Summary: | 碩士 === 國立交通大學 === 理學院應用科技學程 === 100 === Wafer probing is a critical process employed to measure the yield of wafer fabrication. The major object of wafer probing is to find the defect dice on the wafer. It inputs electrical current and signals through the probe needles which contact the pad of each dice and receives the outputs to determine whether or not the dice are good.
However, the probing result could be affected by the stability of tester, prober, probe card or the setting actions of operators. Overkill situations happen if good dice are misjudged as bad dice caused by one or more of the above factors causing an abnormal yield and requiring re-probe actions which diminish production performance and the trust of customers.

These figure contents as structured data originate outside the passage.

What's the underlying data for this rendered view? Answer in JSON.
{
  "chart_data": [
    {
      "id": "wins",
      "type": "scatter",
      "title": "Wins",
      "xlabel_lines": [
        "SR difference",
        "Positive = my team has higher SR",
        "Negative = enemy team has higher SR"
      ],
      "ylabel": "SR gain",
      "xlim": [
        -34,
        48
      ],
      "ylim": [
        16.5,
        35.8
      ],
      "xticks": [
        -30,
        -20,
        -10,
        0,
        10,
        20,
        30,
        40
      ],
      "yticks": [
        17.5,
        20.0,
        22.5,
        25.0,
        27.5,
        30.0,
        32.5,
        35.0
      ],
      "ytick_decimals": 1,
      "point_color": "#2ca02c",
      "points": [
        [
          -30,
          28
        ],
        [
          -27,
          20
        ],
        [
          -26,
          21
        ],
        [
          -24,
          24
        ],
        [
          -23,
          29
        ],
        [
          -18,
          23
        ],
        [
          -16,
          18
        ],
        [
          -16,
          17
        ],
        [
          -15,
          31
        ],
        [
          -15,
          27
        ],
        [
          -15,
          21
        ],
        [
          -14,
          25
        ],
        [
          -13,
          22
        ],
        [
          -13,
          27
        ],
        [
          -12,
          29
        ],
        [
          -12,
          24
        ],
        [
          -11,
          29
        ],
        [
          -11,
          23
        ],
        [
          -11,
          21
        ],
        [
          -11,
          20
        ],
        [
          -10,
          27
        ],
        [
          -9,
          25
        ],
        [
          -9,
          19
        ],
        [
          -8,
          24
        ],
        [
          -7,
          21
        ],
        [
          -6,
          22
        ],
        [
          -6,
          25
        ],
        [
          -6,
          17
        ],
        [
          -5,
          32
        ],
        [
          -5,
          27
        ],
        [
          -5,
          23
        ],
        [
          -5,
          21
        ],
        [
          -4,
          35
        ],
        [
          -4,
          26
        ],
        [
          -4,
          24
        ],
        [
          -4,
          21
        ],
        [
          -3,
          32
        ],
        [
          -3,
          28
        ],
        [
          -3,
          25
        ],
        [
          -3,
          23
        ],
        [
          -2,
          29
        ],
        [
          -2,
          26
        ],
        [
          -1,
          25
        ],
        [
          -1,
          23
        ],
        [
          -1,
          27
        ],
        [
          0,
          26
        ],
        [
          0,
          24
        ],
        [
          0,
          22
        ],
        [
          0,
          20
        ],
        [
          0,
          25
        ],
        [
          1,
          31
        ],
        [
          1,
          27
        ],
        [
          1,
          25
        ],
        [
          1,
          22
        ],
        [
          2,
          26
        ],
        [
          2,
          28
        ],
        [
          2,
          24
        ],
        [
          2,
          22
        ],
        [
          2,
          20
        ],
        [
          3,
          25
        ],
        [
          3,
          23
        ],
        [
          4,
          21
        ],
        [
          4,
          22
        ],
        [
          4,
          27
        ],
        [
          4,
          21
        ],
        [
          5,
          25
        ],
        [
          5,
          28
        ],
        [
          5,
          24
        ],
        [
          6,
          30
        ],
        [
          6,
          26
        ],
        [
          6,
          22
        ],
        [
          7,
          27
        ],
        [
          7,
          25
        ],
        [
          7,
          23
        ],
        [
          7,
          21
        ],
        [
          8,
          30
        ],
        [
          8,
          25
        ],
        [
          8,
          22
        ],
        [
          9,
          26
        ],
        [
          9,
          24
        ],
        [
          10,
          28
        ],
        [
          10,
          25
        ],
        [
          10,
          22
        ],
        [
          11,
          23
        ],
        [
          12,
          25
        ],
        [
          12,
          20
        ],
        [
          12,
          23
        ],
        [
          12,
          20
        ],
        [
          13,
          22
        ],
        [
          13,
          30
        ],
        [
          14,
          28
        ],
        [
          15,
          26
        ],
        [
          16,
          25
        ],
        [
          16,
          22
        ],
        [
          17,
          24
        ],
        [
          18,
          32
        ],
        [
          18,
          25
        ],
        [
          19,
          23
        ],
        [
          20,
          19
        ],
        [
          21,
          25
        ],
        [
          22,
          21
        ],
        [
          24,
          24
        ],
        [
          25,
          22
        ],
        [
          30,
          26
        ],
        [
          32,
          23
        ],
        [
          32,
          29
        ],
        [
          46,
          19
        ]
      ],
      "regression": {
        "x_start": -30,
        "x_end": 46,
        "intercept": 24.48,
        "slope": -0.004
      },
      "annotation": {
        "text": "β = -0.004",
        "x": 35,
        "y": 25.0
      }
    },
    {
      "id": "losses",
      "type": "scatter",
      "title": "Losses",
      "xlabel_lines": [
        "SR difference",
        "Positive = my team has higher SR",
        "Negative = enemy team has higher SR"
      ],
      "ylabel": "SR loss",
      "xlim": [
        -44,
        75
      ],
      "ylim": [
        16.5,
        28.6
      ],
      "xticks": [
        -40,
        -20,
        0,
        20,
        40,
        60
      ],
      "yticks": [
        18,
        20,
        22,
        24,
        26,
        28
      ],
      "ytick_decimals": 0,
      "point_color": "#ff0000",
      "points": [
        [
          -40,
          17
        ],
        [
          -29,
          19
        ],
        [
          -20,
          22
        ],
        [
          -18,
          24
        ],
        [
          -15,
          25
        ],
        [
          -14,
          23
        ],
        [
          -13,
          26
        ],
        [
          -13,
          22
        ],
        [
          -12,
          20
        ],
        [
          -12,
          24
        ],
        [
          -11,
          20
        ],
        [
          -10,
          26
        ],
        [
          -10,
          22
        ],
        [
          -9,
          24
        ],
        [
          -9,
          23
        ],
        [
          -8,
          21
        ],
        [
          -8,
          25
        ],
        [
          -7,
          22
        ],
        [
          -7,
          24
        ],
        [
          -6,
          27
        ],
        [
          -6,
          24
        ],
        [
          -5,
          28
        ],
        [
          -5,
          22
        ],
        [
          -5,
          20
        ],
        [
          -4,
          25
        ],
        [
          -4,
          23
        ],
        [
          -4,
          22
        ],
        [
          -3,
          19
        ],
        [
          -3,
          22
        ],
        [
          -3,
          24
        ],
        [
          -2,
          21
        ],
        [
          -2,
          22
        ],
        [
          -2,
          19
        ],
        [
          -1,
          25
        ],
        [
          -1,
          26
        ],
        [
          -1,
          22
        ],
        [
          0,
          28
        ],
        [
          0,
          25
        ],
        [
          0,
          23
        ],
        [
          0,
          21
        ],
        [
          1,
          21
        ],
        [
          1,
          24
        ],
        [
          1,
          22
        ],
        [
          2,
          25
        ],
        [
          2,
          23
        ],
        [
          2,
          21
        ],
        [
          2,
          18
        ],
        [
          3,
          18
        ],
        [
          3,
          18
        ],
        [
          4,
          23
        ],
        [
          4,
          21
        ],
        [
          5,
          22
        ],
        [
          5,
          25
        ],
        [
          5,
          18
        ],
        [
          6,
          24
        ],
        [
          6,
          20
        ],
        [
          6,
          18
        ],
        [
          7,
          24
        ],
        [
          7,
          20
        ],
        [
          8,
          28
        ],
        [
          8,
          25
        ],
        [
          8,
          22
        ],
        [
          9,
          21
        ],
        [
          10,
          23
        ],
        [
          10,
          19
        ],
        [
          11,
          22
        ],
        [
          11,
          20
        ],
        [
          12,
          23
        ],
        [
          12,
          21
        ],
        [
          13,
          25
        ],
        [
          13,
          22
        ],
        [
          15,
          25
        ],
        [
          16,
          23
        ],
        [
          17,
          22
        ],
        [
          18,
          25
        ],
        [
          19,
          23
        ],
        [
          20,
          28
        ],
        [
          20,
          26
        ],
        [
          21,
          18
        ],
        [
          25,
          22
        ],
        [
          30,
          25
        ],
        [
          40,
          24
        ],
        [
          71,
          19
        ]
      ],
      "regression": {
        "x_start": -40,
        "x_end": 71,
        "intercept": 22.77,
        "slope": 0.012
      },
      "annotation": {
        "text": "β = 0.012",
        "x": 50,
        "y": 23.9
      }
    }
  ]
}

In this study, we talked to the specialists of this industry in order to build some overkill-related detection methods. The aim was to implement these detection methods based on the real wafer probing data from one of Taiwan’s testing facilities. We used classification technologies of data mining on those results generated by these detection methods to determine the correctness of these methods, to ascertain if they could be implemented in the data analysis system as a real-time alarm to handle the overkill issue.
The root causes of overkill situations are not easy to find. They include: stability of tester, usage of probe card, setting actions by operators or a combination of these factors. We used association rule technology of data mining to find the possible causes of overkill situation, to serve as reference for improving actions.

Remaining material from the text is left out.